Thrall PD needs help finding forever homes for dogs in their temporary kennels

The Thrall Police Department said their dog kennels are full and they need adopters as soon as possible.

Here's the catch,  they don't even have an animal services program in their city, but the chief of police said he won't put dogs down and has kept some of them now for years.

“This one was picked up as a puppy at a local convenience store and has been in this cage ever since,” Thrall Police Chief Whitney Whitworth talked about Tootie a possible red healer that has spent all three years of her life in a kennel at the Thrall City Yard. 

Next pin over, you’ll find Munchkin and J.J.  They also have spent quite some time in kennels at the city yard being there more than a year. In the last of four kennels you'll find the most recent addition, a little bully looking dog that doesn’t have a name yet.

Chief Whitworth said they don't have an animal services program but they keep the kennels just in case.
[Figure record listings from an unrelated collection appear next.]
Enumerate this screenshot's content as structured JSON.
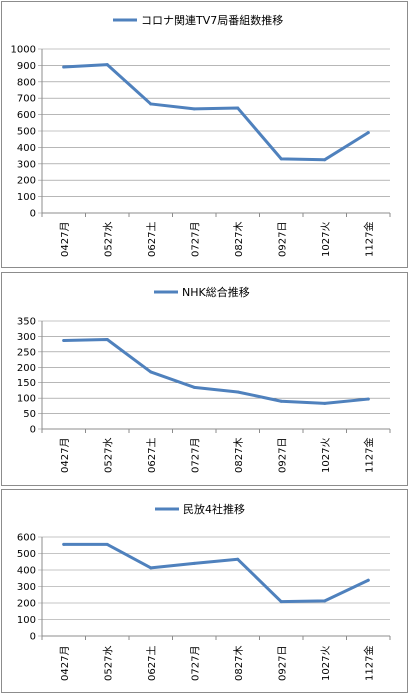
{
  "series_color": "#4f81bd",
  "chart_data": [
    {
      "type": "line",
      "title": "",
      "legend": "コロナ関連TV7局番組数推移",
      "categories": [
        "0427月",
        "0527水",
        "0627土",
        "0727月",
        "0827木",
        "0927日",
        "1027火",
        "1127金"
      ],
      "series": [
        {
          "name": "コロナ関連TV7局番組数推移",
          "values": [
            890,
            905,
            665,
            635,
            640,
            330,
            325,
            490
          ]
        }
      ],
      "ylim": [
        0,
        1000
      ],
      "yticks": [
        0,
        100,
        200,
        300,
        400,
        500,
        600,
        700,
        800,
        900,
        1000
      ],
      "grid": true,
      "legend_position": "top"
    },
    {
      "type": "line",
      "title": "",
      "legend": "NHK総合推移",
      "categories": [
        "0427月",
        "0527水",
        "0627土",
        "0727月",
        "0827木",
        "0927日",
        "1027火",
        "1127金"
      ],
      "series": [
        {
          "name": "NHK総合推移",
          "values": [
            287,
            290,
            185,
            135,
            120,
            90,
            83,
            97
          ]
        }
      ],
      "ylim": [
        0,
        350
      ],
      "yticks": [
        0,
        50,
        100,
        150,
        200,
        250,
        300,
        350
      ],
      "grid": true,
      "legend_position": "top"
    },
    {
      "type": "line",
      "title": "",
      "legend": "民放4社推移",
      "categories": [
        "0427月",
        "0527水",
        "0627土",
        "0727月",
        "0827木",
        "0927日",
        "1027火",
        "1127金"
      ],
      "series": [
        {
          "name": "民放4社推移",
          "values": [
            555,
            555,
            413,
            440,
            465,
            208,
            213,
            338
          ]
        }
      ],
      "ylim": [
        0,
        600
      ],
      "yticks": [
        0,
        100,
        200,
        300,
        400,
        500,
        600
      ],
      "grid": true,
      "legend_position": "top"
    }
  ]
}
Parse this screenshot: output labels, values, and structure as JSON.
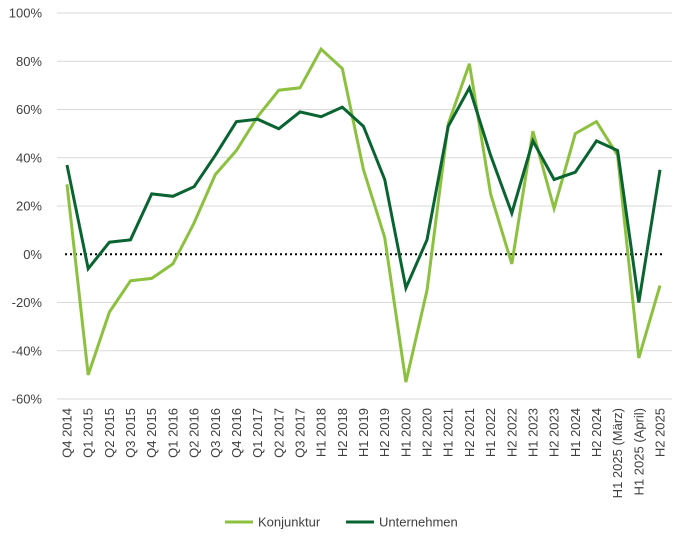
{
  "chart_data": {
    "type": "line",
    "x": [
      "Q4 2014",
      "Q1 2015",
      "Q2 2015",
      "Q3 2015",
      "Q4 2015",
      "Q1 2016",
      "Q2 2016",
      "Q3 2016",
      "Q4 2016",
      "Q1 2017",
      "Q2 2017",
      "Q3 2017",
      "H1 2018",
      "H2 2018",
      "H1 2019",
      "H2 2019",
      "H1 2020",
      "H2 2020",
      "H1 2021",
      "H2 2021",
      "H1 2022",
      "H2 2022",
      "H1 2023",
      "H2 2023",
      "H1 2024",
      "H2 2024",
      "H1 2025 (März)",
      "H1 2025 (April)",
      "H2 2025"
    ],
    "series": [
      {
        "name": "Konjunktur",
        "color": "#8cc13f",
        "values": [
          29,
          -50,
          -24,
          -11,
          -10,
          -4,
          13,
          33,
          43,
          57,
          68,
          69,
          85,
          77,
          35,
          7,
          -53,
          -15,
          54,
          79,
          25,
          -4,
          51,
          19,
          50,
          55,
          41,
          -43,
          -13
        ]
      },
      {
        "name": "Unternehmen",
        "color": "#0a6431",
        "values": [
          37,
          -6,
          5,
          6,
          25,
          24,
          28,
          41,
          55,
          56,
          52,
          59,
          57,
          61,
          53,
          31,
          -14,
          6,
          53,
          69,
          41,
          17,
          47,
          31,
          34,
          47,
          43,
          -20,
          35
        ]
      }
    ],
    "y_ticks": [
      "-60%",
      "-40%",
      "-20%",
      "0%",
      "20%",
      "40%",
      "60%",
      "80%",
      "100%"
    ],
    "ylim": [
      -60,
      100
    ],
    "title": "",
    "xlabel": "",
    "ylabel": "",
    "grid": true,
    "zero_line": "dotted",
    "legend_position": "bottom-center"
  }
}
“We have a lot of animals we feel get dropped off, they will just appear in the city. We've never seen them before and in a town this small, usually when you patrol, you'll see a lot of the different animals,” he said.

The chief, a known animal lover chooses to take care of the animals rather than put them down. The dogs do get a break from being in their kennels, when the maintenance supervisor who's also an animal lover, comes every morning and cleans their kennels and lets them out to run around.  

Don't mess around in this chief's town though, if the dogs were abandoned, lost, or taken away from bad situations, if he finds out who did, he will take care of it.

“If you know who they are they are simply nails and as law enforcement we're the hammer and we'll correct that problem,” he said.

Even if it takes years, they will make sure the pups that end up in their yard find forever homes.

“Normally we have real good luck adopting them out. I’ll put them on the police Facebook page or the community watch page and a lot of times we will get lucky and get them adopted out. We just had a bad run lately. I do have a soft heart for animals. We like to find them all good homes if we can,” Whitworth said.